9 responses to “Why the Snowden Leak(s) Should Result in a Supreme Court Review of the FISA Court’s Verizon Order”

  1. Joe_JP says:

    Sotomayor said that in her concurrence in the GPS case,

    United States v. Jones. She would be a good choice to flag the issue here.

  2. Max Herr says:

    When the members of Congress learn to read what it is they cast votes in favor of, it will be a frozen day in Hades. In the meantime, the mass of American voters are no better, reelecting these same politicians to office every two or six years, without questioning their moral compass or ability to understand what is important to their constituents. Shame on those incumbents and the fools who vote for them.

  3. Stephen C says:

    Amazingly correct, the logic is unrefutable. I as an attorney wonder, what e-mail and phone calls have been intercepted. I hope everyone who reads this post requests information from the government under Freedom Of Information Act. A couple million requests would be sufficient to bring this travesty of privacy to an end. Where is the transparency that the President and Congress has been championing?

    • TonyT12 says:

      ” I as an attorney wonder, what e-mail and phone calls have been intercepted.”
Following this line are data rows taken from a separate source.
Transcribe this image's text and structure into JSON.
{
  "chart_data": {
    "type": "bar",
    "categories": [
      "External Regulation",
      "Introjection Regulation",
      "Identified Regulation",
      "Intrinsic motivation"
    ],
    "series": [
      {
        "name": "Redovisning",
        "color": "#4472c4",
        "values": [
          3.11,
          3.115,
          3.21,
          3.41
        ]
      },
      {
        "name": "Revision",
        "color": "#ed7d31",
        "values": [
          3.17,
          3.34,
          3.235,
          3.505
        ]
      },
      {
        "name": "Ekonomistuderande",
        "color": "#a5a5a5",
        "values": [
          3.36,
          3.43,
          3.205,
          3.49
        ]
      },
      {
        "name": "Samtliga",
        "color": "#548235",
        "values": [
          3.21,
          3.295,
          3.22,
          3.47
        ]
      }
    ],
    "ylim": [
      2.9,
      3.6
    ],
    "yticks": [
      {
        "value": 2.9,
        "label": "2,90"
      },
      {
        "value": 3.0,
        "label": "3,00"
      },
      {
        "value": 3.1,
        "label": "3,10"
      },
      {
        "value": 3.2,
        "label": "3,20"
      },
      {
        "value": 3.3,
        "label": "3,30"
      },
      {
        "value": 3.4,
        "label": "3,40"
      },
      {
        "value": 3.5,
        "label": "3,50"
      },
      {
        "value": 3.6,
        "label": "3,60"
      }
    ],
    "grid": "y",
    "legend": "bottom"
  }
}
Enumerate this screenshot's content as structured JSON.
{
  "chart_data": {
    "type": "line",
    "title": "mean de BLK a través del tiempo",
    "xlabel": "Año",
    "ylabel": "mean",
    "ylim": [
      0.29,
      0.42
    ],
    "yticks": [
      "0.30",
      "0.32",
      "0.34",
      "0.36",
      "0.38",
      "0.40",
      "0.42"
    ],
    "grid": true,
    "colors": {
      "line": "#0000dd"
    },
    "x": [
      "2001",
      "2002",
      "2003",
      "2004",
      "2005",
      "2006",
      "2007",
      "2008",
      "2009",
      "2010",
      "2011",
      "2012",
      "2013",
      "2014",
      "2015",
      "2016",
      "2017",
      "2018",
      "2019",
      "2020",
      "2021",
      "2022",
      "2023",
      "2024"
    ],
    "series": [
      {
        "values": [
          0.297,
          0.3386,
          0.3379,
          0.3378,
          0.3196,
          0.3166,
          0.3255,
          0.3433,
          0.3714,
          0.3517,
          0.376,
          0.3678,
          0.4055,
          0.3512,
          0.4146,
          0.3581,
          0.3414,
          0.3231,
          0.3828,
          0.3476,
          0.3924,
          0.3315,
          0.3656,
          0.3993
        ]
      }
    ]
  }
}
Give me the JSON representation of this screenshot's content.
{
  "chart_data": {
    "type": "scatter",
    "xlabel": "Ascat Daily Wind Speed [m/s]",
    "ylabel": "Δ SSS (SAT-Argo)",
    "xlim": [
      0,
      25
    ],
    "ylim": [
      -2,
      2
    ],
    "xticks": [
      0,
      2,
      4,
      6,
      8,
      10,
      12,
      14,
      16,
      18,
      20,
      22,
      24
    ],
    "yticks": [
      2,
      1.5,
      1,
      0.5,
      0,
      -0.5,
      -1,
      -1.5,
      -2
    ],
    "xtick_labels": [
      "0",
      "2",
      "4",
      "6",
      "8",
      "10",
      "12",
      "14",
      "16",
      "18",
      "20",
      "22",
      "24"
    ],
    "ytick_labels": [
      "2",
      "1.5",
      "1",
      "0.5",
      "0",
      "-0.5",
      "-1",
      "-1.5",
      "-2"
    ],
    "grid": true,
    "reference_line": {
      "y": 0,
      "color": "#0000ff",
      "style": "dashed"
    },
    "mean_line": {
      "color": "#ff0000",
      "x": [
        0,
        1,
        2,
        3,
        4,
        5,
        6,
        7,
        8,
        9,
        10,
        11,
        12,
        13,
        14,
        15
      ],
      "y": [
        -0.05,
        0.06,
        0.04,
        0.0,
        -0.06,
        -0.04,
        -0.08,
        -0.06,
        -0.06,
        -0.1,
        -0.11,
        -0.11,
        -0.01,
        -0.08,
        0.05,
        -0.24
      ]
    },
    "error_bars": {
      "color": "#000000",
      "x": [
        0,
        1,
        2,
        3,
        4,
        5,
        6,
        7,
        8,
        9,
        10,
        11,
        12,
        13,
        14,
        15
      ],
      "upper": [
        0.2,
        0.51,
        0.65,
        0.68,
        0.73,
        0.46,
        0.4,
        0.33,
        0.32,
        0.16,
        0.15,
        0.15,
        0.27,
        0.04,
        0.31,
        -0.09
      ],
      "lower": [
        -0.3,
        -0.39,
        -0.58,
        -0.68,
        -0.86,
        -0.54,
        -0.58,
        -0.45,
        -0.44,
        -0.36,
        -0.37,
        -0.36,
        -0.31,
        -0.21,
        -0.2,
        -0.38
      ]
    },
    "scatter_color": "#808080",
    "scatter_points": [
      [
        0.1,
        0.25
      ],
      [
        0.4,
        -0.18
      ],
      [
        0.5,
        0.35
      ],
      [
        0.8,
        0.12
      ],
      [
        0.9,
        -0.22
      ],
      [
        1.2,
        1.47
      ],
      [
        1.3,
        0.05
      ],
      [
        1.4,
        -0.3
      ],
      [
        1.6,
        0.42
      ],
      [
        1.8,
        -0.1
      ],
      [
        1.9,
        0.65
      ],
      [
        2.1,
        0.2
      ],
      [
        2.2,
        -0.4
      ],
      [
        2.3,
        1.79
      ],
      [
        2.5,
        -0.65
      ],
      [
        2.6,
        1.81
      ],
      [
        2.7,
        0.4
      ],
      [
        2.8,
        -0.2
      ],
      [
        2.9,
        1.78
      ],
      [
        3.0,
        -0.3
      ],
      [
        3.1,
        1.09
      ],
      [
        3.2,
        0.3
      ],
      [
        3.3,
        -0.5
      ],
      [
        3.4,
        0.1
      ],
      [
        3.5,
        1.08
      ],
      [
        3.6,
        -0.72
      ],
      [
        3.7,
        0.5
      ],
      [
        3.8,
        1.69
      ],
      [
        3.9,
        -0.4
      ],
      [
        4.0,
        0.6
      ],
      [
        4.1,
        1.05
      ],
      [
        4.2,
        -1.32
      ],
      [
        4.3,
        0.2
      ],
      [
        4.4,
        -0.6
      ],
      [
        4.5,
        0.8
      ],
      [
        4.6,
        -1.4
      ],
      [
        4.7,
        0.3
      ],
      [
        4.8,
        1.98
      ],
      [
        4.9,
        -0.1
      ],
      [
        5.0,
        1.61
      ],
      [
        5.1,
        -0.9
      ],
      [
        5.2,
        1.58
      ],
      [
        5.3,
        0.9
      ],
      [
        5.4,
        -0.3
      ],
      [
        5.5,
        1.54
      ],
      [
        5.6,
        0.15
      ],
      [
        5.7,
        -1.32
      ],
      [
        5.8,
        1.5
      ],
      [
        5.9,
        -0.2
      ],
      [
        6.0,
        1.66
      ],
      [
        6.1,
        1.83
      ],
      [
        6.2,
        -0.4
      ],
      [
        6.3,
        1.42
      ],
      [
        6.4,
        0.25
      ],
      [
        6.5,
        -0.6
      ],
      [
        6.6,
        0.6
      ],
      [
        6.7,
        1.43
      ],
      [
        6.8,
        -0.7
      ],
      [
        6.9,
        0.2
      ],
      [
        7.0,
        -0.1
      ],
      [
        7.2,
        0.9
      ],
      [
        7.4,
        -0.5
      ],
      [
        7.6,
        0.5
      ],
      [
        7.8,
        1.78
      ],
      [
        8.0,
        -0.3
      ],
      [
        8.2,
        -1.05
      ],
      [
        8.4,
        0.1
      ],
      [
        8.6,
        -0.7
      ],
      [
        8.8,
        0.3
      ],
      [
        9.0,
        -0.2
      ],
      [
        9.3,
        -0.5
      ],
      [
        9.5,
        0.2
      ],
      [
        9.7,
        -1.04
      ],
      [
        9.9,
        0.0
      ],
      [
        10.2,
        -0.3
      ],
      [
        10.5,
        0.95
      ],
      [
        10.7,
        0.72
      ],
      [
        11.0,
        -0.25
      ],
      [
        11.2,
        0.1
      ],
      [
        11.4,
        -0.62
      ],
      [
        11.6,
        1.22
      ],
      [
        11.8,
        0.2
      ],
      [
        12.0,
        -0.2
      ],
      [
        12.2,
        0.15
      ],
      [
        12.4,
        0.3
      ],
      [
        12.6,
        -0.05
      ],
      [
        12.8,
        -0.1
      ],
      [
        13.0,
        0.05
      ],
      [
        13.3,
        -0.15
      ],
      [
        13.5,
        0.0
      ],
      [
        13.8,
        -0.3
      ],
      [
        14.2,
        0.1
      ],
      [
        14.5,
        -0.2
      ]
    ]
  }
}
      Simple answer. All e-mails and all phone calls.

  4. HGLtraveling says:

    Seems to me from what’s written here, Snowden should be given the Congressional Medal of Honor and not be a hunted fugitive from justice. I’d rather have him in Congress than those who are creating this massively dysfunctional side show! When will our politicians grow a conscience and realize they must not turn the USA into a police state and justify doing so in the name of “protecting us”. The real question is, “Who will protect us from them?”

  5. Barbara Kirby says:

    Urgent! Pres. Obama needs you now.

  6. shanen says:

    We face three main paths: (1) Everyone has privacy. (2) No one has privacy. (3) A few powerful people have privacy and the rest of us are completely exposed and effectively enslaved. Unfortunately, we seem to be going down path #3, at least partly because most people have so little understanding of the real threats. It isn’t just your negative data that can be used against you, but even positive information such as your strengths and interests that can be used to manipulate and control you, thereby removing your freedom.

    I used to think there was hope of a solution based on “9 points of the law”, with our personal information being stored by default on our own hardware. I realized that was an illusion when I realized it would require action by the dysfunctional Congress. We’re running a bit slow, but welcome to 1984.

  7. legallawyer says:

    Could you perhaps let me know your view on why the surveillance programs don’t breach the fourteenth amendment? I have though about this deeply and I can’t see how it could completely within the scope of the constitution to allow this: http://www.lawyerslegalformsanddocuments.com/uncategorized/privacy-law-the-fourteenth-amendment-and-the-surveillance-of-american-citizens/

  8. Adriaan de Leeuw says:

    That a court can without probable cause, issue blanket warrants for ALL telephonic and data made in the United States of America, on a continual basis is astounding, I understand the refusal rate of Warrants in the FISA Court amounts to less than a handful in its total existence to date! something like 30 years! Why don’t they just call it the RUBBER stamp court, it makes a joke of Probable cause!